1. = INFREQUENT a. 3.
1611. Florio, Infrequente, vnfrequent, seld, not frequent.
1712. Steele, Spect., No. 472, ¶ 1. This Misfortune is so very great and unfrequent, that one would think, an Establishment for all the Poor under it might be easily accomplished.
1793[?]. Coleridge, Songs of Pixies, iii. Beneath whose foliage pale Fannd by the unfrequent gale We shield us from the Tyrants mid-day rage.
1824. Miss Mitford, Village, Ser. I. 246. In those unfrequent frosts which destroy all vegetation.
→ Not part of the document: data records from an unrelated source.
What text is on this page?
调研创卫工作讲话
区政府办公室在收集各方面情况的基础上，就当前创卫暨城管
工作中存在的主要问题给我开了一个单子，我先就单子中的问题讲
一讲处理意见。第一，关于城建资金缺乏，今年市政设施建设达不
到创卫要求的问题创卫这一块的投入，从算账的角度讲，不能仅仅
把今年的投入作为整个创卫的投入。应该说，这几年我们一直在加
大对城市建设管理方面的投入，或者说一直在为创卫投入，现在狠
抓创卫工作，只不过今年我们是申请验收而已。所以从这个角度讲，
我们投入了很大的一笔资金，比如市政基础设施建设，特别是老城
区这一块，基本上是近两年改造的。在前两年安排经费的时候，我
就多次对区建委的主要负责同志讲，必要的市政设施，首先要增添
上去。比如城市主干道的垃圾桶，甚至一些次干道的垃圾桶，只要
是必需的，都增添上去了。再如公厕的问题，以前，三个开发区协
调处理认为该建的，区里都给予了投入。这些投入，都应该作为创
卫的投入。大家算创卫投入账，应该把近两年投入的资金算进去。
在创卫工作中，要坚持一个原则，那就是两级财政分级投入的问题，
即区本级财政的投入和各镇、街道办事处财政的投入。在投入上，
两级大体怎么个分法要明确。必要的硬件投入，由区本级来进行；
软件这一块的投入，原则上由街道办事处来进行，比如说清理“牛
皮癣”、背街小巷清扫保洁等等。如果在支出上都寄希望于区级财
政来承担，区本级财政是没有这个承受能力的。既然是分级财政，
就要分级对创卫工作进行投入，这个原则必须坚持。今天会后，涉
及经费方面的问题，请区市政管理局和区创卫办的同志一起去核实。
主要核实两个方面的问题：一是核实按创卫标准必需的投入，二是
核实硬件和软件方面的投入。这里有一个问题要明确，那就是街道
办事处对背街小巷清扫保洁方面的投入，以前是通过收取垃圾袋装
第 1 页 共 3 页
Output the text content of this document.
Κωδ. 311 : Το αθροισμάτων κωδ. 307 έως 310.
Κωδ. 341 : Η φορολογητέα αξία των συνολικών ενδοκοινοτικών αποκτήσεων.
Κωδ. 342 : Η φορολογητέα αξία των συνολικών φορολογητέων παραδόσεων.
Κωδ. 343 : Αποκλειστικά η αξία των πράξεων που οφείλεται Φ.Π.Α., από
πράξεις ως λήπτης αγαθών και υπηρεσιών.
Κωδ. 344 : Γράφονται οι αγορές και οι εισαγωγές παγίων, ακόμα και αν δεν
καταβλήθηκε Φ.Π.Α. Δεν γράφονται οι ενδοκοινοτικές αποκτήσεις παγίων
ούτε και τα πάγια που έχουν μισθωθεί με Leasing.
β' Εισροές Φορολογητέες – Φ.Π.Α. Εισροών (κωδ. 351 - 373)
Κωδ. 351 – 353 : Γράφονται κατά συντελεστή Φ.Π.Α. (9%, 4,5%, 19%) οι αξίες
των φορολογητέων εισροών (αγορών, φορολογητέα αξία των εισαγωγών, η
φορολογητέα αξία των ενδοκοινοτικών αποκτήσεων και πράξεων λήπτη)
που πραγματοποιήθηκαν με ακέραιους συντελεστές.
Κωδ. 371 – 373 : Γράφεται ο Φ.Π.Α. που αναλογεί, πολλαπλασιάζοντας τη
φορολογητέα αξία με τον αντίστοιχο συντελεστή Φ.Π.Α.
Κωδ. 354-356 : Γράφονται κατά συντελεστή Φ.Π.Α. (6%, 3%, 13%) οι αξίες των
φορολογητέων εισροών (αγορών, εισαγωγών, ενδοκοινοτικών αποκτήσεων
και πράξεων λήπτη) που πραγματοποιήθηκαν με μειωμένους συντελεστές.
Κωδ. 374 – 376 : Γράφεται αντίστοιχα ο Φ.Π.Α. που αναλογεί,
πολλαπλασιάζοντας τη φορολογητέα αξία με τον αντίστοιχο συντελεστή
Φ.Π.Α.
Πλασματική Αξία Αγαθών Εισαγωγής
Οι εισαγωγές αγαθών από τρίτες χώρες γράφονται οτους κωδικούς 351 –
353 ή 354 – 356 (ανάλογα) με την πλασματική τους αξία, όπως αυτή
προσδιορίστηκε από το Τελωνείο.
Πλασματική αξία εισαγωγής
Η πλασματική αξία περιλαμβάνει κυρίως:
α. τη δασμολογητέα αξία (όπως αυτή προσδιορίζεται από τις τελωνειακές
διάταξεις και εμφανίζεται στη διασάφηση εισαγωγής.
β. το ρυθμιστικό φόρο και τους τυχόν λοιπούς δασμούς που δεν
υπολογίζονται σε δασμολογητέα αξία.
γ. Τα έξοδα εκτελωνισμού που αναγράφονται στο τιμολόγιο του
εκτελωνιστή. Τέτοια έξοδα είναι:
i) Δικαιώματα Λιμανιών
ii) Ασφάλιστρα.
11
1866. Howells, Venet. Life, v. 63. The blond, unfrequent beauty of the German aliens.
b. With preceding negative.
1665. Boyle, Occas. Refl., II. xiii. 230. As Deliriums and Phrensies are not unfrequent in Feavers.
1749. J. Mason, Numbers in Poet. Compositions, 57. This is a peculiar close, but not unfrequent in Milton.
1831. Scott, Ct. Rob., vii. A personage not so unfrequent in the streets of Constantinople as to excite any particular notice.
1871. Mill, Pol. Econ. (ed. 7), 200. There is, however, a not unfrequent case, in which the purpose of the borrower is different.
† 2. = INFREQUENT a. 2. Obs.1
1618. Rowlands, Sacred Mem., 24. This place is solitary, vnfrequent; We are belated.